Quadratillo Abduqaxorov is good enough to be in this Top Ten but is just kept out by the quality of the division. He has an appropriate nickname: The Punisher. He’s a huge-punching fighter from Uzbekistan and is now 11-0 with 8KO, and ended the momentum of Charles Manyuchi with a first round KO. Manyuchi had had a huge upset win over Dmitry Mikhaylenko. Abduqaxorov then beat Mikhaylenko by unanimous decision over 12 rounds in Russia. Adrien Broner again didn’t let his hands go in getting dominated by Mikey Garcia. Lamont Peterson, again, is a solid, tested veteran professional. But he brings nothing for Errol Spence and I don’t think he can make it past the sixth round at best. He has a win over Felix Diaz, a close loss to Garcia and came back from a layoff to win a hard-fought, unanimous decision over David Avanesyan at 147 pounds. Many think he cracks this Top Ten and he’s now closer than ever after the fall of some of the other veterans, but I think he falls just short. Though it was awhile back, he was blown out by Matthysse, who is back campaigning.

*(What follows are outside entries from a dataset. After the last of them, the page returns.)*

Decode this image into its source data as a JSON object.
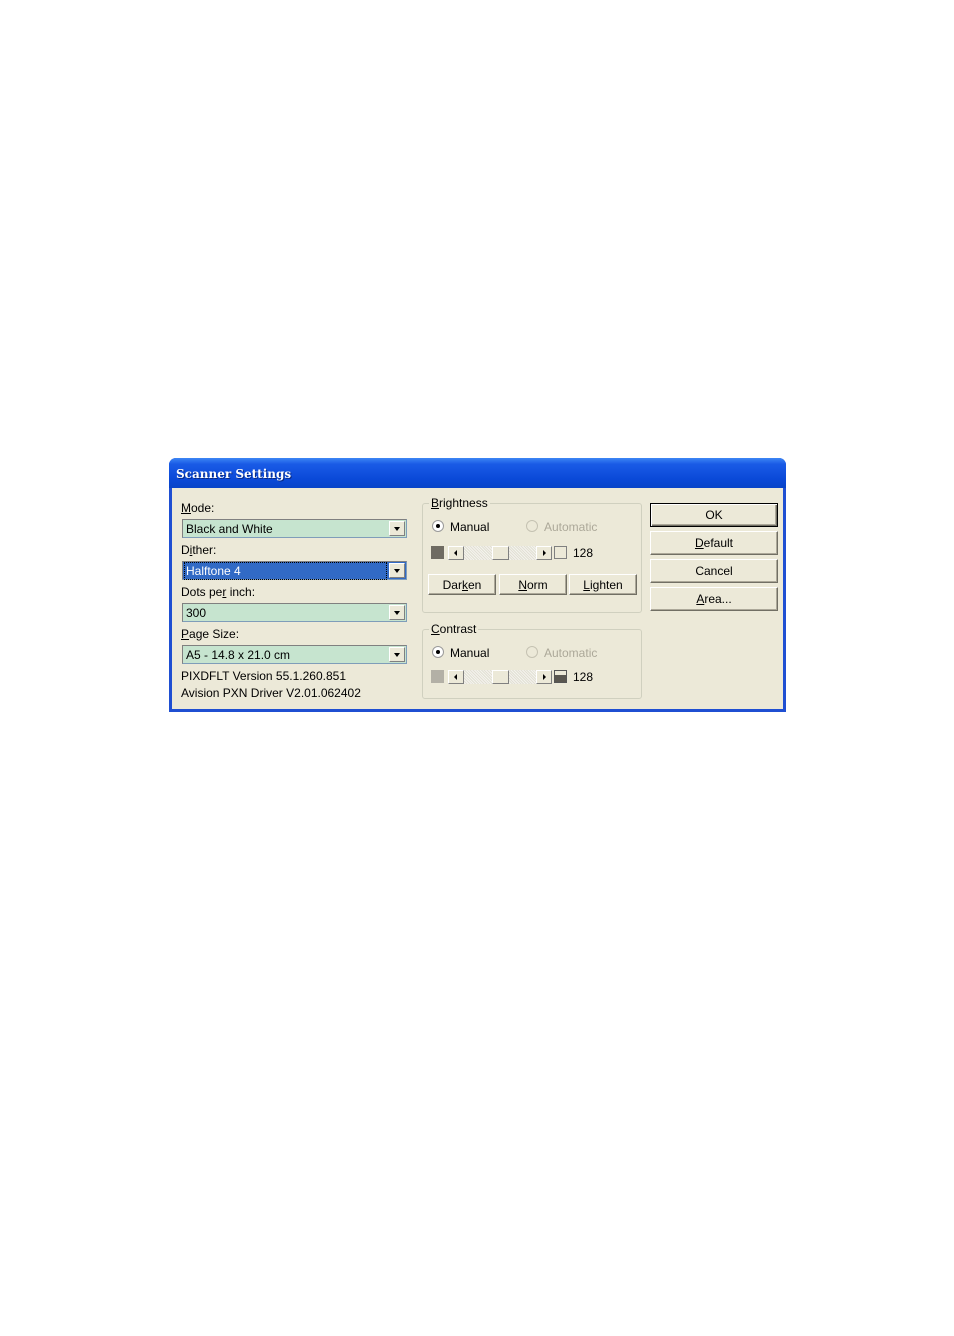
{
  "window": {
    "title": "Scanner Settings",
    "titlebar_color": "#0a49d8"
  },
  "left": {
    "mode": {
      "label_u": "M",
      "label_rest": "ode:",
      "value": "Black and White"
    },
    "dither": {
      "label_pre": "D",
      "label_u": "i",
      "label_rest": "ther:",
      "value": "Halftone 4"
    },
    "dpi": {
      "label_pre": "Dots pe",
      "label_u": "r",
      "label_rest": " inch:",
      "value": "300"
    },
    "page_size": {
      "label_u": "P",
      "label_rest": "age Size:",
      "value": "A5 - 14.8 x 21.0 cm"
    },
    "version_line": "PIXDFLT Version 55.1.260.851",
    "driver_line": "Avision PXN Driver V2.01.062402",
    "combo_color": "#c6e4cf",
    "selected_color": "#316ac5"
  },
  "brightness": {
    "label_u": "B",
    "label_rest": "rightness",
    "manual_label": "Manual",
    "automatic_label": "Automatic",
    "mode_selected": "Manual",
    "value": "128",
    "slider_fraction": 0.5,
    "buttons": {
      "darken": {
        "pre": "Dar",
        "u": "k",
        "post": "en"
      },
      "norm": {
        "pre": "",
        "u": "N",
        "post": "orm"
      },
      "lighten": {
        "pre": "",
        "u": "L",
        "post": "ighten"
      }
    }
  },
  "contrast": {
    "label_u": "C",
    "label_rest": "ontrast",
    "manual_label": "Manual",
    "automatic_label": "Automatic",
    "mode_selected": "Manual",
    "value": "128",
    "slider_fraction": 0.5
  },
  "actions": {
    "ok": {
      "pre": "OK",
      "u": "",
      "post": ""
    },
    "default": {
      "pre": "",
      "u": "D",
      "post": "efault"
    },
    "cancel": {
      "pre": "Cancel",
      "u": "",
      "post": ""
    },
    "area": {
      "pre": "",
      "u": "A",
      "post": "rea..."
    }
  }
}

Taras “The Real Deal” Shelestyuk finally returned in July with a win. He needs to make a move now. When he is at his best he looks like a threat, but he is 31 years-old and is erratic. He is the Ponomarev of the other side of the U.S. promotional TV divide: he’s undefeated, only fought once in 2017 and his talent is wasting away. Lucas Matthysse returned with a reasonably impressive KO over Emmanuel Taylor on the undercard of Canelo-Chavez. Because of power alone, he’s a guy who could spring one more upset before it’s over, but does not have enough left for a sustained run in this stacked division considering his falling short against Garcia and Postol in his younger days. He’s 35 years-old but because he’s with Golden Boy who is locked in with an HBO deal, he gets a high-profile appearance there against an undefeated but unknown fighter in Tewa Kiram. Kiram is a 25-year-old Thai fighter with a 28KO in 38 wins and hasn’t fought anyone notable but the records of his opponents are relatively good, indicating maybe he could surprise us because Matthysse probably doesn’t have much left. Julius Indongo folded by not getting out of the first round with Terence Crawford in Nebraska on ESPN on August.
Miguel Cruz is an American-based in Florida who remains unbeaten at 17-0 11KO and scored an impressive four wins in 2017. He’s now been in with some under the radar tough guys, which should help prepare him. He’s got good size for a welter at 5’11” and decent power. I doubt he’s good enough to ever crack this Top Ten but is worthy of mention because he fights on PBC cards and is the type of guy who could end up in with a Top Ten fighter soon. Bryant Perrella returned to action in December for the first time in 2017 against a decent opponent in Alex Martin and scored a knockdown on the way to a win. He looks like he will be vulnerable and entertaining at the same time, as he looks to have a weak chin but punches like a mule. John Molina, Jr. may not be a threat to the Top Ten but got himself more fights with a thrilling Fight of the Year caliber KO over a tough Ivan Redkach on National TV in the U.S. in December. Redkach was inspiring enough in his own right that PBC, who is loyal to its fighters, will surely show him again. Redkach had been making the move up from lightweight.